Pancreatic Tumor Classification Could Guide Treatment, Researchers Say

Researchers in North Carolina reported discoveries that may lead to further understandings about how pancreatic cancer can become resistant to treatment.

Researchers in North Carolina reported this week discoveries that may lead to further understandings about how pancreatic cancer can become resistant to treatment.

Pancreatic cancer is one of the deadliest cancer types, with fewer than 1 in 10 patients surviving 5 years after diagnosis, according to the National Cancer Institute.

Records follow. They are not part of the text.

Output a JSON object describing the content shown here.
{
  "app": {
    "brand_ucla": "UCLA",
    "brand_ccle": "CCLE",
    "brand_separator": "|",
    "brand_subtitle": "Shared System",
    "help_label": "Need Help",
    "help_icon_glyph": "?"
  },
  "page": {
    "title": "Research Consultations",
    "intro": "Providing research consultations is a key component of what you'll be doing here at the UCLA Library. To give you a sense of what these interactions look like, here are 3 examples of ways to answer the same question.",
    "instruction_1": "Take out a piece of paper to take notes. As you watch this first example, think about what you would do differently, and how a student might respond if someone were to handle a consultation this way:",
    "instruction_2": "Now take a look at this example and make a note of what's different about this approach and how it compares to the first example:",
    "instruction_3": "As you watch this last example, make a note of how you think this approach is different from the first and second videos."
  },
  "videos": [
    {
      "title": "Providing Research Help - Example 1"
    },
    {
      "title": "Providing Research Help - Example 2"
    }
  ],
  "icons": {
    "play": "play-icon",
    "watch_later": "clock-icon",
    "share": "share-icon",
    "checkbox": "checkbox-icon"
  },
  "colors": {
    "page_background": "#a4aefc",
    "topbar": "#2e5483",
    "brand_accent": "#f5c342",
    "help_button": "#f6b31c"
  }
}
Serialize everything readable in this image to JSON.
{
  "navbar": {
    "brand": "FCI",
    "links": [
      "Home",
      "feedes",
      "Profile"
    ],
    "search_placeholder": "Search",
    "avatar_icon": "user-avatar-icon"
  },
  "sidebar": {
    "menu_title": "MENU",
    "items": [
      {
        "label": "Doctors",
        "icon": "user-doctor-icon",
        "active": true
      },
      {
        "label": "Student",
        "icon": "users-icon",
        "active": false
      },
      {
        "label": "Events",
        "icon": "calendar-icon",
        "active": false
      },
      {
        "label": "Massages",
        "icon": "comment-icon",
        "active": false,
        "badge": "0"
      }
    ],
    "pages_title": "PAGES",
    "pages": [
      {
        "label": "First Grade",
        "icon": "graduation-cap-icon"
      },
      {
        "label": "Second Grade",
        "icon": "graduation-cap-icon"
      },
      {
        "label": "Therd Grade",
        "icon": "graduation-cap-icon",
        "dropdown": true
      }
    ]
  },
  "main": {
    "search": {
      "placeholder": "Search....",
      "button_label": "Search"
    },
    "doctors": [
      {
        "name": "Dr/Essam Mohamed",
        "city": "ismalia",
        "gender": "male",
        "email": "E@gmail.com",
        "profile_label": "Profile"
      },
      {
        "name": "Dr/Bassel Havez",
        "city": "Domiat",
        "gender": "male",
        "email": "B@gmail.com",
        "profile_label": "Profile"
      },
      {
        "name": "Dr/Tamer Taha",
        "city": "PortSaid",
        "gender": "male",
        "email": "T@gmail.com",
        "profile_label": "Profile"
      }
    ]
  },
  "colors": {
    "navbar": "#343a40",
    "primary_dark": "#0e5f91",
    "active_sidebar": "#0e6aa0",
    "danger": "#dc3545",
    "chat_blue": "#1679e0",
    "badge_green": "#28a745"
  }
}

University of North Carolina Lineberger Comprehensive Cancer Center researchers discovered 2 major subtypes of pancreatic cancer based on molecular and genetic features in 2015. Around the same time, other researchers reported different classification systems with 3 and 4 subtypes. Therefore, no consensus was reached regarding which of the proposed systems was best for clinical decision making in pancreatic cancer.

In the present study, the researchers analyzed data from 2 recent clinical trials to understand which tumor classifications aligned with treatment response and found that the 2-subtype classification works best. They then analyzed 5 independent pancreatic cancer studies and found that the 2-subtype system best explained differences in overall survival.

Patients classified as having basal-like tumors showed worse survival outcomes. In addition, patients with the basal-like tumors showed poorer response to treatment than those with the other subtype, which the researchers called the “classical” subtype.

“Our hope is that we can use this information to tailor treatments, and potentially avoid giving therapies that may not work well for certain patients,” said coauthor Jen Jen Yeh, MD, a professor of surgery and pharmacology and vice chair for research in the UNC School of Medicine Department of Surgery, in a statement.

Their new subtype classification method was generated with machine learning and relied on comparisons of how 9 pairs of genes are expressed. The method was extremely accurate, even when it was used to classify tumor samples that were processed and stored differently and used differently.

The classification algorithm is called Purity Independent Subtyping of Tumors (PurIST), a single-sample classifier that can be replicated on a wide range of platforms and sample types. PurIST subtypes have meaningful associations with prognosis and have significant implications for treatment response to FOLIFIRNOX.

“This study basically provides the evidence that this is something we can feasibly do in the clinic,” Yeh said.

The researchers are working to bring PurIST into a form that can be used in future clinical trials at the North Carolina Cancer Hospital, the University of Rochester, and the Medical College of Wisconsin. It can be used on tumor biopsies and can guide the choice of effective therapies for patients with pancreatic ductal adenocarcinoma.

Yeh said they they will continue to try to understand how the tumor subtypes can inform how patients respond to treatment. They are also trying to understand the differences between the 2 subtypes.


Rashid NU, Peng XL, Jin C, et al. Purity independent subtyping of tumors (PurIST), a clinically robust, single-sample classifier for tumor subtyping in pancreatic cancer [published online November 21, 2019]. Clin Cancer Res. doi: 10.1158/1078-0432.CCR-19-1467.